So Christmas came and went. It was meaningful, and intense, and helpful. I have not been back to church since Christmas eve, but I continue to rotate around the idea of practice and liturgy and how helpful it could or could not be to me and how I feel about the integrity of my concepts of god and not-god and the usual fascinating/boring/unanswerable/ineffable. I continue to swing between the intellectual purity of my Quakerism and the right-brain riot of Anglican liturgy, though swing is a strog word. I'm sort of just dangling there somewhere in the middle. The new year is well underway, and I have all sorts of exciting things happening in my exterior life. Aside from the occasional morning candle lighting and journal writing session, I haven't remained as purposeful about my interior life.

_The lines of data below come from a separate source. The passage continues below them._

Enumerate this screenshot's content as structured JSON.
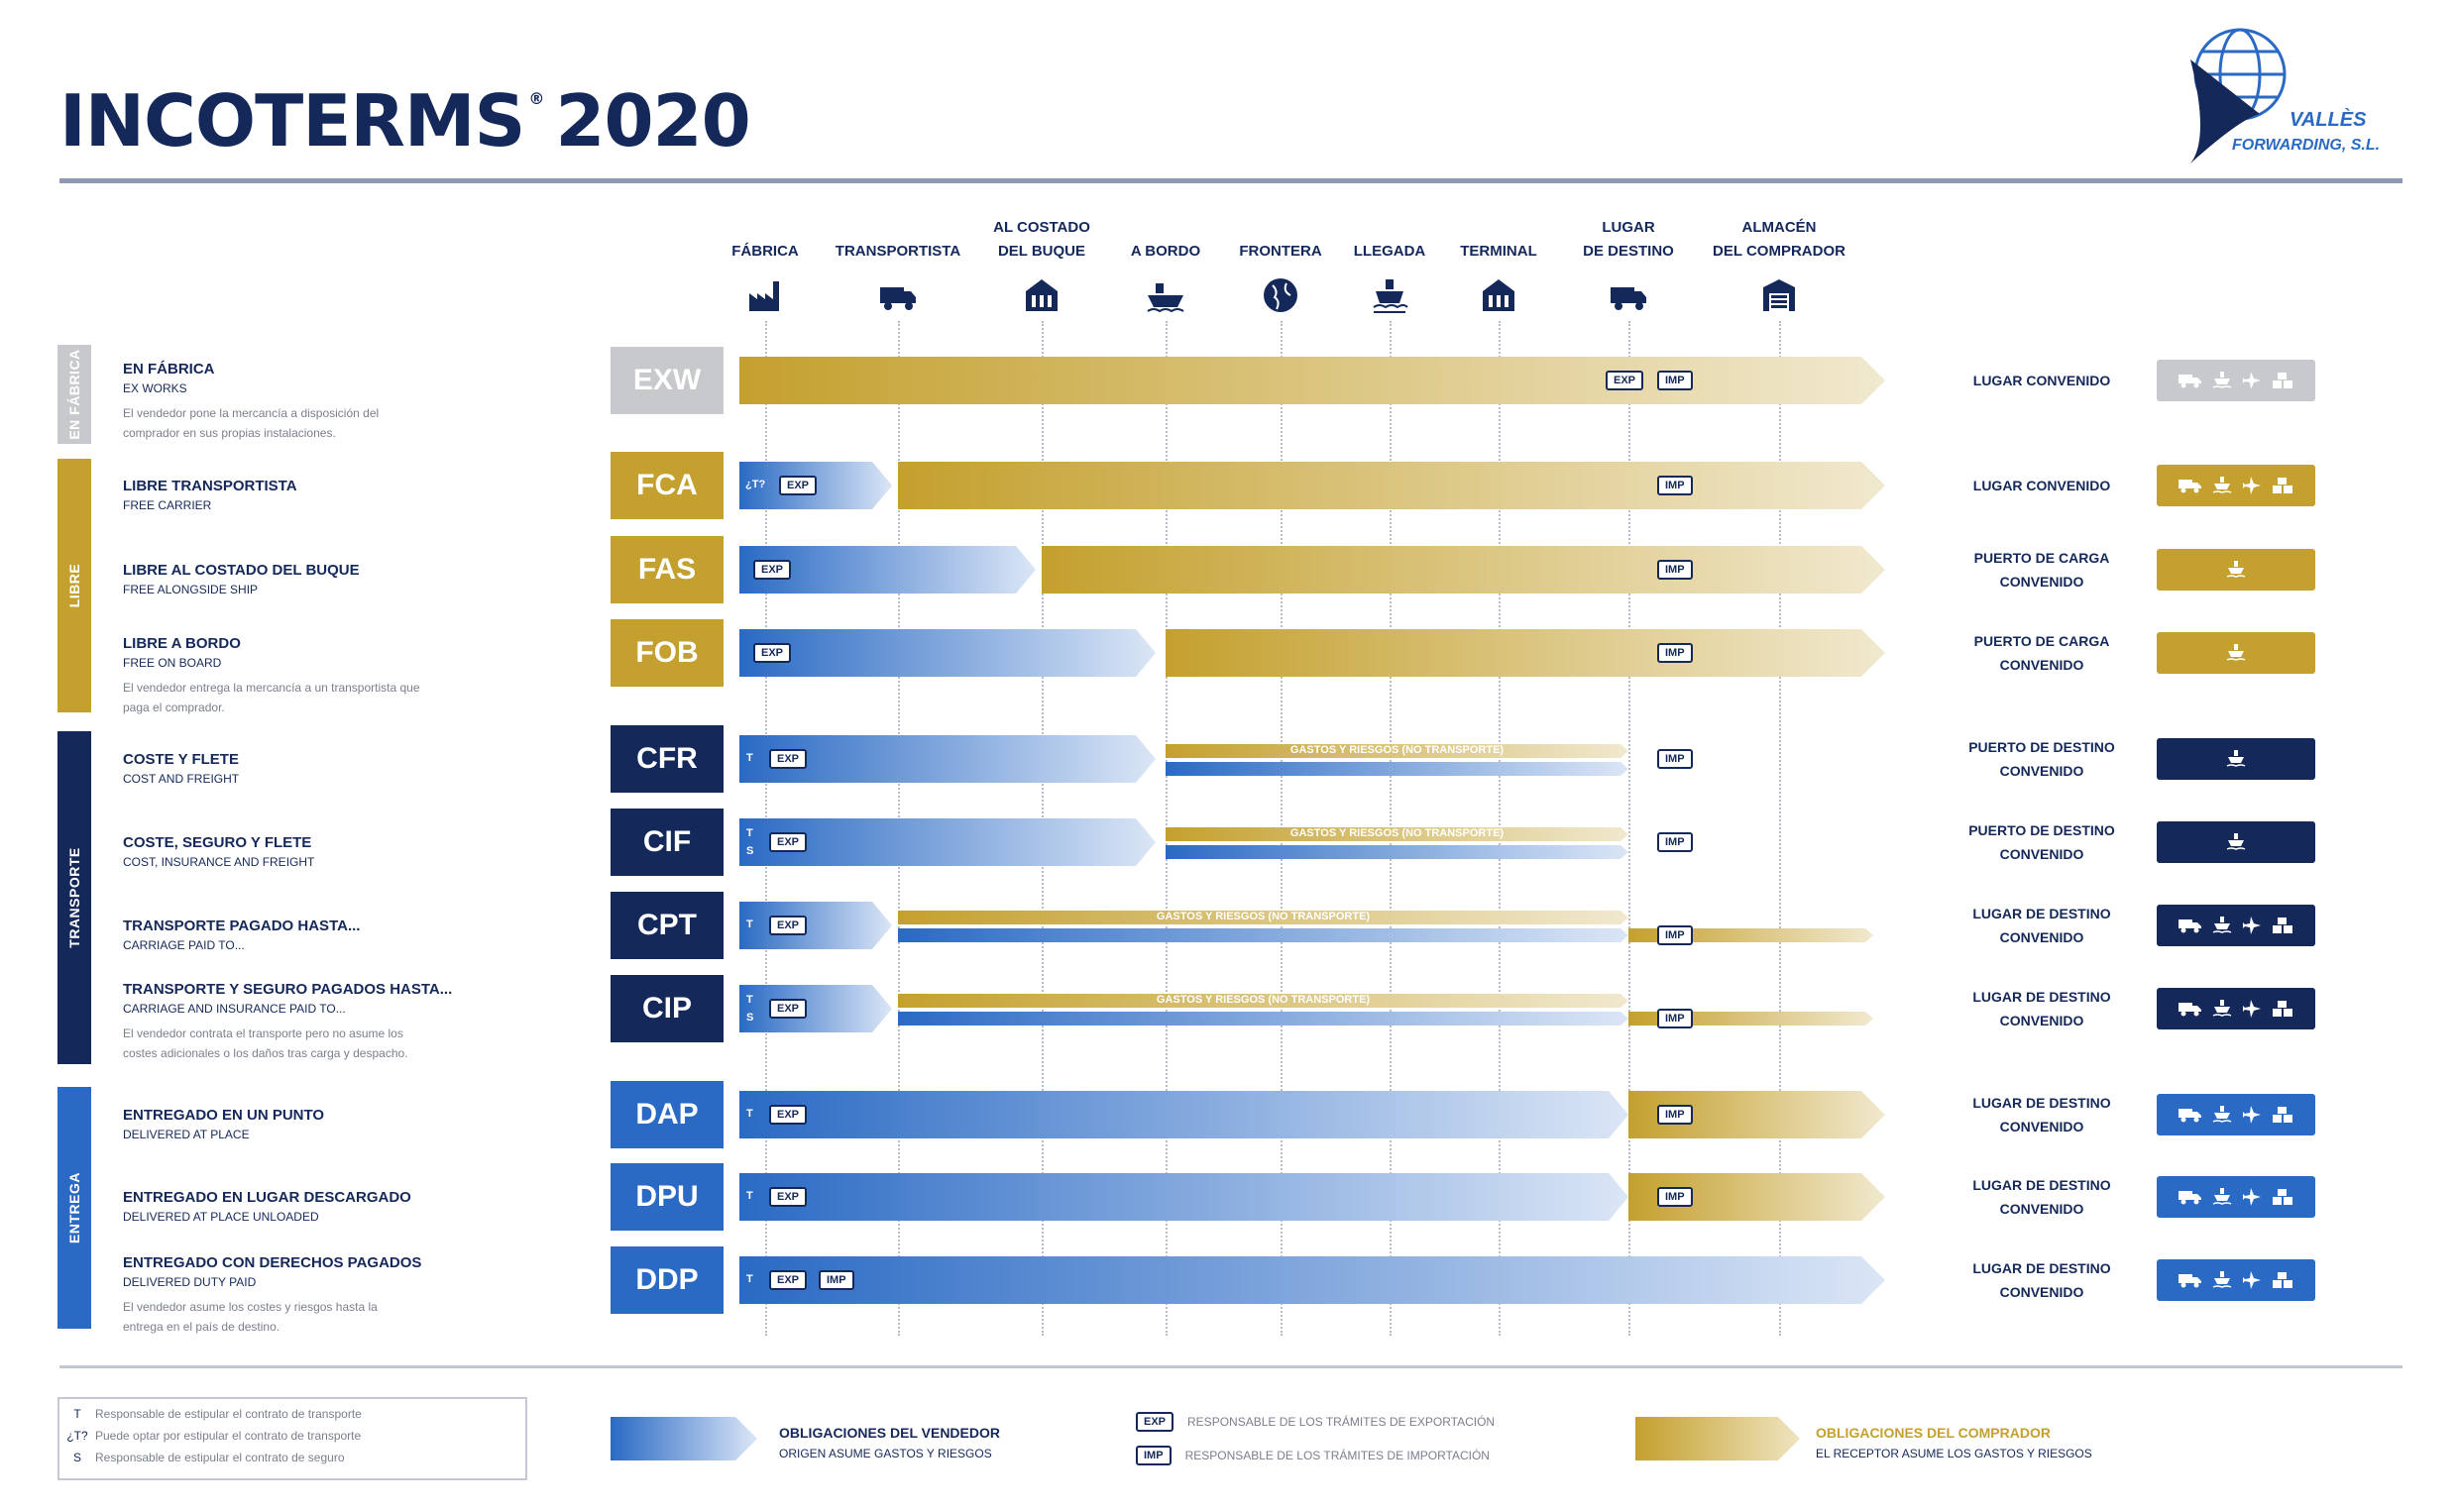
{
  "header": {
    "title_a": "INCOTERMS",
    "title_reg": "®",
    "title_b": "2020"
  },
  "logo": {
    "name": "VALLÈS",
    "sub": "FORWARDING, S.L."
  },
  "columns": [
    {
      "l1": "",
      "l2": "FÁBRICA",
      "icon": "factory-icon"
    },
    {
      "l1": "",
      "l2": "TRANSPORTISTA",
      "icon": "truck-icon"
    },
    {
      "l1": "AL COSTADO",
      "l2": "DEL BUQUE",
      "icon": "port-icon"
    },
    {
      "l1": "",
      "l2": "A BORDO",
      "icon": "ship-icon"
    },
    {
      "l1": "",
      "l2": "FRONTERA",
      "icon": "globe-icon"
    },
    {
      "l1": "",
      "l2": "LLEGADA",
      "icon": "ship-arrival-icon"
    },
    {
      "l1": "",
      "l2": "TERMINAL",
      "icon": "terminal-icon"
    },
    {
      "l1": "LUGAR",
      "l2": "DE DESTINO",
      "icon": "truck-icon"
    },
    {
      "l1": "ALMACÉN",
      "l2": "DEL COMPRADOR",
      "icon": "warehouse-icon"
    }
  ],
  "groups": [
    {
      "label": "EN FÁBRICA",
      "color": "#c8c9cc"
    },
    {
      "label": "LIBRE",
      "color": "#c4a02e"
    },
    {
      "label": "TRANSPORTE",
      "color": "#14285a"
    },
    {
      "label": "ENTREGA",
      "color": "#2a6ac4"
    }
  ],
  "terms": [
    {
      "code": "EXW",
      "title": "EN FÁBRICA",
      "sub": "EX WORKS",
      "desc": "El vendedor pone la mercancía a disposición del comprador en sus propias instalaciones.",
      "place1": "LUGAR CONVENIDO",
      "place2": "",
      "color": "#c8c9cc",
      "modes": "all"
    },
    {
      "code": "FCA",
      "title": "LIBRE TRANSPORTISTA",
      "sub": "FREE CARRIER",
      "desc": "",
      "place1": "LUGAR CONVENIDO",
      "place2": "",
      "color": "#c4a02e",
      "modes": "all"
    },
    {
      "code": "FAS",
      "title": "LIBRE AL COSTADO DEL BUQUE",
      "sub": "FREE ALONGSIDE SHIP",
      "desc": "",
      "place1": "PUERTO DE CARGA",
      "place2": "CONVENIDO",
      "color": "#c4a02e",
      "modes": "sea"
    },
    {
      "code": "FOB",
      "title": "LIBRE A BORDO",
      "sub": "FREE ON BOARD",
      "desc": "El vendedor entrega la mercancía a un transportista que paga el comprador.",
      "place1": "PUERTO DE CARGA",
      "place2": "CONVENIDO",
      "color": "#c4a02e",
      "modes": "sea"
    },
    {
      "code": "CFR",
      "title": "COSTE Y FLETE",
      "sub": "COST AND FREIGHT",
      "desc": "",
      "place1": "PUERTO DE DESTINO",
      "place2": "CONVENIDO",
      "color": "#14285a",
      "modes": "sea"
    },
    {
      "code": "CIF",
      "title": "COSTE, SEGURO Y FLETE",
      "sub": "COST, INSURANCE AND FREIGHT",
      "desc": "",
      "place1": "PUERTO DE DESTINO",
      "place2": "CONVENIDO",
      "color": "#14285a",
      "modes": "sea"
    },
    {
      "code": "CPT",
      "title": "TRANSPORTE PAGADO HASTA...",
      "sub": "CARRIAGE PAID TO...",
      "desc": "",
      "place1": "LUGAR DE DESTINO",
      "place2": "CONVENIDO",
      "color": "#14285a",
      "modes": "all"
    },
    {
      "code": "CIP",
      "title": "TRANSPORTE Y SEGURO PAGADOS HASTA...",
      "sub": "CARRIAGE AND INSURANCE PAID TO...",
      "desc": "El vendedor contrata el transporte pero no asume los costes adicionales o los daños tras carga y despacho.",
      "place1": "LUGAR DE DESTINO",
      "place2": "CONVENIDO",
      "color": "#14285a",
      "modes": "all"
    },
    {
      "code": "DAP",
      "title": "ENTREGADO EN UN PUNTO",
      "sub": "DELIVERED AT PLACE",
      "desc": "",
      "place1": "LUGAR DE DESTINO",
      "place2": "CONVENIDO",
      "color": "#2a6ac4",
      "modes": "all"
    },
    {
      "code": "DPU",
      "title": "ENTREGADO EN LUGAR DESCARGADO",
      "sub": "DELIVERED AT PLACE UNLOADED",
      "desc": "",
      "place1": "LUGAR DE DESTINO",
      "place2": "CONVENIDO",
      "color": "#2a6ac4",
      "modes": "all"
    },
    {
      "code": "DDP",
      "title": "ENTREGADO CON DERECHOS PAGADOS",
      "sub": "DELIVERED DUTY PAID",
      "desc": "El vendedor asume los costes y riesgos hasta la entrega en el país de destino.",
      "place1": "LUGAR DE DESTINO",
      "place2": "CONVENIDO",
      "color": "#2a6ac4",
      "modes": "all"
    }
  ],
  "row_labels": {
    "exp": "EXP",
    "imp": "IMP",
    "t": "T",
    "s": "S",
    "tq": "¿T?",
    "gastos": "GASTOS Y RIESGOS (NO TRANSPORTE)"
  },
  "legend": {
    "t_code": "T",
    "t_text": "Responsable de estipular el contrato de transporte",
    "tq_code": "¿T?",
    "tq_text": "Puede optar por estipular el contrato de transporte",
    "s_code": "S",
    "s_text": "Responsable de estipular el contrato de seguro",
    "seller_title": "OBLIGACIONES DEL VENDEDOR",
    "seller_sub": "ORIGEN ASUME GASTOS Y RIESGOS",
    "exp_code": "EXP",
    "exp_text": "RESPONSABLE DE LOS TRÁMITES DE EXPORTACIÓN",
    "imp_code": "IMP",
    "imp_text": "RESPONSABLE DE LOS TRÁMITES DE IMPORTACIÓN",
    "buyer_title": "OBLIGACIONES DEL COMPRADOR",
    "buyer_sub": "EL RECEPTOR ASUME LOS GASTOS Y RIESGOS"
  },
  "colors": {
    "navy": "#14285a",
    "gold": "#c4a02e",
    "blue": "#2a6ac4",
    "grey": "#c8c9cc"
  }
}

I am considering doing with Lent what I did with Advent, and perhaps taking up a discipline. Suddenly grand gestures like walking the Camino seem hugely attractive, which is usually a sign that I am running away from something. Even writing this post is running away in a small way because I ought to be doing some work. But ah.
I am interested in turning Lent inside out for myself. I have nursed a hatred for the season, for the story of the crucifixion and resurrection. Even once I dropped a literal belief in the substitutionary redemption idea I still thought it was a cruel and gory story and a disgusting myth. Some of that anger lingers. But I recognise in it the anger and disgust I have about the state of the world, about the existence of suffering, about my life-long inability to reconcile the Christian idea of embracing suffering or even the Buddhist idea of accepting suffering. I rage and rail and cry and pout and despair and flail my fists upon reality and it's all a bit messy and futile and embarassing. Still don't know what to do with it. But anyway. I have some guy-lines in my mind about all of this and how it may connect and the metaphorical truths in there but I need some way to lash it down to my experience or...something.
Thinking about thinking about all of this in a structured way for Lent, leaning into the gory metaphors of the Christian myth and seeing if they have something for me. I am of two minds about discipline or fasting...I would like to reclaim that too, because I know I have a very messed up relationship with it. Guilt, self-hatred, self-punishment, self-cruelty: those are all strong "demons" in my life, and I have done a lot of work to try to get out from under them. Self-acceptance and gentleness are hard-won. But still I struggle and want a better balance. At the moment I seem to have a foot in both camps: indulging myself and then yelling at myself for it later. Living without structure or discipline and then suffering the consequences. I'd like to make it better but never seem to gain any ground. With the disclaimer that I really am happy and healthy on almost any scale you care to use, this interior conflict is the most troublesome thing in my life. I am trying to approach it with fearless curiosity, but it is a challenge. Is this something that the scaffolding of a liturgical season could help me with?
I found a new-to-me Rilke poem today which I will carry around with me carefully.
I have many brothers in the South
who move, handsome in their vestments,
through cloister gardens.
The Madonnas they make are so human,
and I dream often of their Titians,
where God becomes an ardent flame.
But when I lean over the chasm of myself -
it seems
my God is dark
and like a web: a hundred roots
silently drinking.
This is the ferment I grow out of.
More I don't know, because my branches
rest in deep silence, stirred only by the wind.